Mark looked up at me scornfully and said, “Oh, I see. We’re going to read Commerce’s journals, but we want to make sure we don’t pry into his private life. Excuse me for being born stupid.”
“You know what I mean.”
“I find it interesting that the upper classes like to play hide the banana when they get away from their wives. Could you imagine what Tradd would think of his father doing that?”
“Let’s get to work, Mark.”
“We’re not going to find a thing,” he said.
“Maybe, maybe not.”
I began reading the journal of Commerce’s freshman year at the Institute. It was fascinating to compare the evolution of the plebe system from his time to the 1960s. His knob year lacked the brutality and harassment that had marked our initiation into the fraternity of Institute men. At that time, the Institute was more of a training ground for gentlemen of the manor than anything else. There were no sweat parties in the shower rooms and no tradition for breaking plebes. Commerce had enjoyed the rituals of military drill and had flourished in the environment of an austere and congenial discipline. It was a happy boy who kept this meticulous and rather banal account of his first year. I came across one name that caught my eye immediately. Bentley Durrell was in Commerce’s physics class and they had met in the library to exchange notes before a test.

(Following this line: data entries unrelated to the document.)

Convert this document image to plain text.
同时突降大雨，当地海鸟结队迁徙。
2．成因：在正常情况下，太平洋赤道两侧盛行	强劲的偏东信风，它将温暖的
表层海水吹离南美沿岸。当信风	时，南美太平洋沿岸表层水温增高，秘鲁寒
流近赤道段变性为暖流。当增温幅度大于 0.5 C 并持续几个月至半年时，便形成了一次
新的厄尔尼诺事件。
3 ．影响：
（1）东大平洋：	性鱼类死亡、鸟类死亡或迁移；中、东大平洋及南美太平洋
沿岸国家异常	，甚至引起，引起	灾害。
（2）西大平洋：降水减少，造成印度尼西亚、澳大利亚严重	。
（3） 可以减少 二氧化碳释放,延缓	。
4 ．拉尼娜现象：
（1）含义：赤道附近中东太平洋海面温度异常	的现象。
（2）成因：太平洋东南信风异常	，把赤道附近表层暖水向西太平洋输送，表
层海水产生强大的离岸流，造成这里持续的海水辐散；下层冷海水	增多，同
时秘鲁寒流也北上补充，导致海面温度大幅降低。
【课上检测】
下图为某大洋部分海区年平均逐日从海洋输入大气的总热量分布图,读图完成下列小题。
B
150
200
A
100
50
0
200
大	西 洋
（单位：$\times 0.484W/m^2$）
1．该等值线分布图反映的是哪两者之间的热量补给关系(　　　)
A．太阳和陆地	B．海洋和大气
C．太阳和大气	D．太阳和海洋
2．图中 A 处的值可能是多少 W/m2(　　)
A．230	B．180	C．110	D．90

Mark was reading the most recent journal with keen attention. He read much more slowly than I did and reading was never a pleasure to him. He was frowning as he read. I decided to skip over to Commerce’s junior year. I learned immediately that Commerce was the supply sergeant in H Company. On the second page, he mentioned Bentley Durrell again. Durrell was the regimental sergeant major and had pulled a surprise inspection on his classmates’ rooms. He had given Commerce four demerits for an unmade bed.